What’s Next for Vera
Actor Brenda Blethyn, who plays DI Vera Stanhope, recently mentioned that after reading the latest Vera novel, The Darkest Hour, she would love to see the snowy, holiday-set thriller adapted for television. But it’s hard to make plans with the world in disarray – production on season 11 of Vera was delayed and will air in two batches, for example, due to filming restrictions. But the pandemic has raised themes that Cleeves plans to explore. “The new Vera book that will come out next September – it’s not quite finished yet, but it’s nearly done,” she mentions, “is really about people reaching the end of their lives and how they cope with that.” The novel will be about a group of school friends who had a very intense experience in their teens, and meet up at a reunion every five years. “And they’re now 50 years on – so, in their sixties – and just looking at how people approach the end of life.

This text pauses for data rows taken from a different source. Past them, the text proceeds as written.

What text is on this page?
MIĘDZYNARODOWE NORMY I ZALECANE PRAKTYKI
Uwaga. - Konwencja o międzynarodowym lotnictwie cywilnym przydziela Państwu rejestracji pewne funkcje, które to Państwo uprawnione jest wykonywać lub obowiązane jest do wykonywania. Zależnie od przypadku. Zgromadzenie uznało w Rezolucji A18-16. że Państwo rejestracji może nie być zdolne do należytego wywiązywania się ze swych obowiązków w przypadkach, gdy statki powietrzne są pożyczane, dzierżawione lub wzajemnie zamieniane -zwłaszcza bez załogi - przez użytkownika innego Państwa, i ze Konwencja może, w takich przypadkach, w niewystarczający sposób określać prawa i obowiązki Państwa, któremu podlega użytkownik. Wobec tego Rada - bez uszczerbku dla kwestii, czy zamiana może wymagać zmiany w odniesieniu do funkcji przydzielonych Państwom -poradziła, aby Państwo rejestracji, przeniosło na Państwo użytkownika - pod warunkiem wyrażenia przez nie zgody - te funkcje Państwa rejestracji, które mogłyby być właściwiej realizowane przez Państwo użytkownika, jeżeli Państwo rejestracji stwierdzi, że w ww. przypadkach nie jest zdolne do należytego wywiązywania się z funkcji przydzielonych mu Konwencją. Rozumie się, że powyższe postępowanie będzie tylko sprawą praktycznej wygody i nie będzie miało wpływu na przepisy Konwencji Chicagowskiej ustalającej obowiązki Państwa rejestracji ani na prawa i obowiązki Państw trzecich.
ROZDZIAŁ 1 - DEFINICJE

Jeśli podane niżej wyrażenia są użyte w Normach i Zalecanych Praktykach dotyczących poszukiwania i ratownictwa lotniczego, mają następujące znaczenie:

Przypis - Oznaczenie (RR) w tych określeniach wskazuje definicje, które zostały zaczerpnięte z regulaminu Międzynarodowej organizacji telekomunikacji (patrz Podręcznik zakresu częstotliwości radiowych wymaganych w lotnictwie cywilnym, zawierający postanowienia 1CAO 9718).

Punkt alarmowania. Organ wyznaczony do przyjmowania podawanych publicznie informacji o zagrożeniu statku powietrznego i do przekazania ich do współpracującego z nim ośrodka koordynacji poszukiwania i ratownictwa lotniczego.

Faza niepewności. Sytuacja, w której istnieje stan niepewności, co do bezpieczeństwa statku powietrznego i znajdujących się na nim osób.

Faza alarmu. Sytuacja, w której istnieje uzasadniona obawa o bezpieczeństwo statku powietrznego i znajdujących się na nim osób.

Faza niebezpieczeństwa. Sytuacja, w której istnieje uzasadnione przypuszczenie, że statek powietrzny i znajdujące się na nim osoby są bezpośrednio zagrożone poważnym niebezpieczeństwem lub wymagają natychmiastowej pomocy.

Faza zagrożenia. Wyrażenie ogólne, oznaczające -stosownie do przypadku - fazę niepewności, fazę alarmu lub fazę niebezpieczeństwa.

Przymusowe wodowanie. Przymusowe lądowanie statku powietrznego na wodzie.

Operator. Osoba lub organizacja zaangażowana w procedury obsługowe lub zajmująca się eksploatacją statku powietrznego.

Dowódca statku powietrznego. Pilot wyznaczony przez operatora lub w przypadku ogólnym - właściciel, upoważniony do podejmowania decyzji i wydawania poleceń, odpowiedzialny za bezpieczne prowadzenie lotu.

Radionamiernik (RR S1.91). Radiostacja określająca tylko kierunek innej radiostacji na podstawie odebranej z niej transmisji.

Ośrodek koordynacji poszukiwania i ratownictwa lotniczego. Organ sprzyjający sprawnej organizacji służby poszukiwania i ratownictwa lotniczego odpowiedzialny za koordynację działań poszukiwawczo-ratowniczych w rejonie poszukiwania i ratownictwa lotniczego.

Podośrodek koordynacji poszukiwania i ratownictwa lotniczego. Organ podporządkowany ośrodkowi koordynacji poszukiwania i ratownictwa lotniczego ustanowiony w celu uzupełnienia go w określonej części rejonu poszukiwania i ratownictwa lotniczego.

Which maybe has something to do with that sense of COVID and people feeling slightly more anxious about things, perhaps. But I haven’t written about COVID. I started writing about it in that book, thinking it would work in quite nicely, but it came out as a kind of distraction. So in the end I didn’t put it in.”
On the Author’s Own Reading List
What about State of Terror, Canadian Louise Penny’s new thriller collaboration with Hillary Clinton? (Penny and Cleeves are good friends, as you can see in this onstage Appel Salon conversation I hosted).“Yes, I have read Louise’s new book,” she enthuses. “It’s great because it’s about strong women who fight bad things not with guns and weapons but by being smart. And that’s lovely, because it’s also about female friendship. There’s lots of sort of domestic insight,” she adds, “like what it’s like to be a woman who’s been on a flight for 12 hours and is not feeling at her best, but still somehow has to make her hair look really tidy. I found all those details fascinating.”
Cleeves wrote a blurb for U.S. author Lori Rader-Day’s new book, Death at Greenway, a wartime whodunit set at Agatha Christie’s holiday home in Devon. “I love her books generally,” she says. “I think every book of hers is really different.” And at the beginning of the lockdown, Cleeves went back to authors from the Golden Age of British mystery writing, like Nicholas Blake and lesser-known writers like Christianna Brand. “Just to get, I suppose, very much escapist stuff, because there always is a reassuring ending.” Bestselling authors: they’re just like us.